Con cuanta facilidad nos atrevemos a juzgar las acciones que otros realizan. Somos alumnos aventajados en la labor de criticar, de esparcir nuestras desaprobaciones hacia actitudes que nuestros semejantes tienen para con ciertas situaciones que se desarrollan en la vida.
Es fácil ver el proceder de otros desde el ángulo del reproche, un prisma que nos impide ser realmente objetivos y desde el cual todo está supeditado a nuestra incorrecta cualidad para percibir defectos ajenos.
¡Cuánto debemos aprender del Maestro!
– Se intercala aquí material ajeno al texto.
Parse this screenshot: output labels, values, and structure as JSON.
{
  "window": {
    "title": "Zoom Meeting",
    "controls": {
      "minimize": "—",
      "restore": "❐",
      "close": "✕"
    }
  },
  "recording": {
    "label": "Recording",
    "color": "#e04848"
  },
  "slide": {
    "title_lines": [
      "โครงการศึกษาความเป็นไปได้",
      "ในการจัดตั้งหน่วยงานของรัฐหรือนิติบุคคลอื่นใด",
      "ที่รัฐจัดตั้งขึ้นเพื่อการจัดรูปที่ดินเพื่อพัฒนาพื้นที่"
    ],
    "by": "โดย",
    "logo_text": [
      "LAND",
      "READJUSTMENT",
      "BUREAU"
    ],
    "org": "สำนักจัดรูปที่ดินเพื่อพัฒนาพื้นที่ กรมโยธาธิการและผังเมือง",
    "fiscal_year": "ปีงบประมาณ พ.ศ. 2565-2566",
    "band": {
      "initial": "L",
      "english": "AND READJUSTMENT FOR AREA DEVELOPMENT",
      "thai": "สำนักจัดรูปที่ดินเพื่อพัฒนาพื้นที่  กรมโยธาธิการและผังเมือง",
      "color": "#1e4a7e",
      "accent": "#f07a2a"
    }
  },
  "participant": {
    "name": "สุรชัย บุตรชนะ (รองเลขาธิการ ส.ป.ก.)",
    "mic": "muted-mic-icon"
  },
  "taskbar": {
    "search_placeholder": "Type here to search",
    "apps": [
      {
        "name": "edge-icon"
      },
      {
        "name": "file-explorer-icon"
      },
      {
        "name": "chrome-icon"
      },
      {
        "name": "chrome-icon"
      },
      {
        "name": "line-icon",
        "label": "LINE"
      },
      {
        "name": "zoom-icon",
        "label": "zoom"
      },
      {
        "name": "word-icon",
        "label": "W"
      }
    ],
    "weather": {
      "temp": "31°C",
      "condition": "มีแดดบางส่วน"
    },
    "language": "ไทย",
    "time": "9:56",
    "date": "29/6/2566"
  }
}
Él sabía cómo allegarse al prójimo y conociendo la condición de la persona ponerse en su lugar y comprender el carácter de su situación.
Él miraba con indulgencia a quien se le acercaba mostrando su necesidad y con deseos de recibir consolación. Él comprendía el dolor, la frustración, el miedo, el peso del pecado. Él se hizo hombre y conocía al hombre, sabía cuál era su estado y no le resultaba difícil ponerse en la piel ajena para así poder sentir lo que otros sentían.
Nosotros, los imperfectos, solemos ser excesivamente críticos y expertos fustigadores, nos cuesta sentir lo que otros pueden estar experimentando en determinadas situaciones. Vivimos de una forma tan autónoma que nos resulta difícil entender el dolor ajeno, las situaciones difíciles por las que otros pasan, las ideas u opiniones de quienes se distancian en formas de pensamientos.
Blandimos espadas de intolerancia y carecemos de pericia para poder adherirnos de forma solidaria a quien no posee nuestra misma forma de ver la vida.
Vivimos en círculos concéntricos y en ocasiones nos aferramos a nuestra idiosincrasia para así establecer clanes que marginan a quienes no comparten nuestro proceder ante la vida.
Ayudar al prójimo, poner la otra mejilla, amar a los enemigos son teorías que pocas veces son llevadas a la práctica, nos limitamos a recitarlas como si fuesen un consabido credo sin atribuirle el verdadero sentido que dichas palabras poseen. Si dedicásemos un poco de nuestro tiempo a destapar el frasco que contiene el aroma de la objetividad quizás pudiésemos exhalar la grata fragancia que desprende el prójimo.
Si sencillamente nos arriesgáramos a mirar los corazones de las personas que nos rodean puede que esa situación que pasa desapercibida nos saliese al paso asombrándonos con un ramalazo de realidad. Tenemos el deber de visitar más asiduamente esa cantera de la que fuimos rescatados, ver el inmenso hueco que allí quedó.
Si actuamos justamente veremos que la piedra que sostenemos con la mano dispuesta a ser lanzada ha de caer ante nuestros pies reconociendo su derrota y asimilando que es mucho más sensato y justo servir para edificar que para condenar.